I was shooting with my Canon 40D and the EF 100-400mm F/4.5-5.6 L IS USM lens that I wrote about early last week in my Renting Lenses for the Canon 40D post. I arrived at the park and set my 40D for aperture priority using ISO 100 to get the best exposures with the least amount of noise. I walked about 1/2 mile to a small lake in the park that has three well situated observation platforms and set up my gear. It wasn’t five minutes later that I saw three large Turkey Vultures (or buzzards as we call them in Texas) circling right over my head.

Soaring

Soaring
Copyright © 2008 Jeff Lynch Photography
Shot taken with a Canon 40D , 100-400mm f/4.5-5.6 L IS USM at 400mm, f/8, 1/250th sec at ISO 100 on SanDisk digital film.

Hunting

Hunting
Copyright © 2008 Jeff Lynch Photography
Shot taken with a Canon 40D , 100-400mm f/4.5-5.6 L IS USM at 400mm, f/8, 1/320th sec at ISO 100 on SanDisk digital film.

Diving

Diving
Copyright © 2008 Jeff Lynch Photography
Shot taken with a Canon 40D , 100-400mm f/4.5-5.6 L IS USM at 400mm, f/8, 1/320th sec at ISO 100 on SanDisk digital film.

These birds are really a sight to see close up and in this part of the country, many have wingspans of up to 72″ (yes, that’s six feet long). I took about 200 shots just as fast as my 40D would go (6.5 fps) and all that time, these three vultures just kept circling above me. Most folks also know that the Turkey Vulture is a scavenger and that it feeds “primarily” on carrion. So why the hell were these three continuing to circle above me? I’m still not quite sure but when I looked out into the water, this is what I saw swimming right towards me.

Mommas Hungry

Momma’s Hungry
Copyright © 2008 Jeff Lynch Photography
Shot taken with a Canon 40D , 100-400mm f/4.5-5.6 L IS USM at 400mm, f/8, 1/125th sec at ISO 100 on SanDisk digital film.

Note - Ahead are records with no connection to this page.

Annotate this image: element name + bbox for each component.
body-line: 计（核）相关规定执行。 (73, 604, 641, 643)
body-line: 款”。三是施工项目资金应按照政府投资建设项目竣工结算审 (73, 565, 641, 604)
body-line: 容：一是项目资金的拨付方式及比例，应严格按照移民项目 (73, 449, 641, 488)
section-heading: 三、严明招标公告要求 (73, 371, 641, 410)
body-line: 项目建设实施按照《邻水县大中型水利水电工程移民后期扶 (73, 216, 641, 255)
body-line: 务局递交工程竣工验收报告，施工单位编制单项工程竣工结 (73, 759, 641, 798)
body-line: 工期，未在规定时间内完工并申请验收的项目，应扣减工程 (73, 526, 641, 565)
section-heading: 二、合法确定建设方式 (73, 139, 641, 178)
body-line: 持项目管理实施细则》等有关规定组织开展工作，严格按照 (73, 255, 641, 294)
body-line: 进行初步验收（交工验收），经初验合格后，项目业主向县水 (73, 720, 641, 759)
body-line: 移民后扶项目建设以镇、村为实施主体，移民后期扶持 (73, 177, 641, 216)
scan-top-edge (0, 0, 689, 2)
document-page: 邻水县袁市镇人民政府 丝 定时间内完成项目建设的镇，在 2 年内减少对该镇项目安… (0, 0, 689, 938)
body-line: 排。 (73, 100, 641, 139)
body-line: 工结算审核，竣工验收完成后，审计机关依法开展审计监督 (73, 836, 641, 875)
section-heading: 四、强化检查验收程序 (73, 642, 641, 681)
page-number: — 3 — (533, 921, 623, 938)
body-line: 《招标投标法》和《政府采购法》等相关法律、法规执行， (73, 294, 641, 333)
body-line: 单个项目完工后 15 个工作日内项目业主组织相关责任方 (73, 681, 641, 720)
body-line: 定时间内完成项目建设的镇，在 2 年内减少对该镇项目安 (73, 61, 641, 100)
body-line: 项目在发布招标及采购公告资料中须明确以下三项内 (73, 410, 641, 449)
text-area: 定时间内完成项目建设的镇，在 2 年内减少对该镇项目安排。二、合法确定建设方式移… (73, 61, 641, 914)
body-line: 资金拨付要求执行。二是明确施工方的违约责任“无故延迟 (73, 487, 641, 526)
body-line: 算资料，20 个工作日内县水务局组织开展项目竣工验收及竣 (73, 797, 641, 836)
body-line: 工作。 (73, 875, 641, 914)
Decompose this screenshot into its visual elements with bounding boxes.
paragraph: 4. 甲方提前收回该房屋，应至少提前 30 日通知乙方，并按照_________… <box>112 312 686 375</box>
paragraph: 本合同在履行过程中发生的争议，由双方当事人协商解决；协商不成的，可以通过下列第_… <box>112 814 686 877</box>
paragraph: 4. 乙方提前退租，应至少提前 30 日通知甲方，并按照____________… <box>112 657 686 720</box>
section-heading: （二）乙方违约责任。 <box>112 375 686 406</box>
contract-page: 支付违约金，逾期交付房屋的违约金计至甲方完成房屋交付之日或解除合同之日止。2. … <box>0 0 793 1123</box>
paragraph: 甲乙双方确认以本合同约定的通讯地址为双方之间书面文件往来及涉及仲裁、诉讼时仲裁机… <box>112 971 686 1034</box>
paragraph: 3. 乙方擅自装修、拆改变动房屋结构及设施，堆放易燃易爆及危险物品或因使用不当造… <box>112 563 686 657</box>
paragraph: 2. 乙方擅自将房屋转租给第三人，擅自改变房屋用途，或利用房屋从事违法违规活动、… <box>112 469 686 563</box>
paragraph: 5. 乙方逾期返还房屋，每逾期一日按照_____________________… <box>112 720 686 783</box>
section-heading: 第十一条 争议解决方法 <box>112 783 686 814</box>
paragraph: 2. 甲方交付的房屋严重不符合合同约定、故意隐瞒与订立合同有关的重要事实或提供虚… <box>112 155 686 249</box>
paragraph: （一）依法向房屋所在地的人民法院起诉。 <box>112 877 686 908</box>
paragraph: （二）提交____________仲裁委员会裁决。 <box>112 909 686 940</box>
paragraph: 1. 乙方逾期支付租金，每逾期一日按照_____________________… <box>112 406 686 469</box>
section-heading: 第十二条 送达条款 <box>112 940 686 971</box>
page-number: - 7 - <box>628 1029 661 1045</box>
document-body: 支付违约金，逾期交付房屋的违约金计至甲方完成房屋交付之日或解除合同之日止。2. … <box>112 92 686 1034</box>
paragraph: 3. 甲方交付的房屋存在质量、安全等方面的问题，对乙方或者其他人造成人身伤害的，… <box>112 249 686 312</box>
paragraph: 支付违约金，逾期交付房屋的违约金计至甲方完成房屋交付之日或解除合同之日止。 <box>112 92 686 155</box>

I kid you not! This eight foot alligator swam right up to the observation platform I was standing on and looked me square in the eyes. It was obvious that the park visitors or tourists had been feeding the alligators and this one had lost all fear of man. I’m not sure I can stress to those of you that live in areas without alligators, just how serious this kind of situation is. When alligators associate humans with food, we stop being the top predator in the food chain and we start being the prey! This isn’t a zoo and there are no fences separating the alligators from the people. In fact, there are campsites within 200 yards from where I was standing. An easy walk for an adult alligator.

In Texas, we welcome visitors from all over the world. We want you to enjoy your stay and experience a State like no other. Please don’t feed the alligators. The photographer’s life you save may be mine!

2 thoughts on “Photographing the Texas Buzzard

  1. We live in Ennis Tx. there are always buzzards on the telephone pole. Today i notice one that was completely white. Is that possible? I took pictures of it

    • Gabe,

      Thanks for reading. There are only two “white vultures” that I’m aware of in the world and neither is a native of Texas. One white vulture is native to Cambodia and the other to India I believe. Can you post a shot and I’ll try to ID the bird.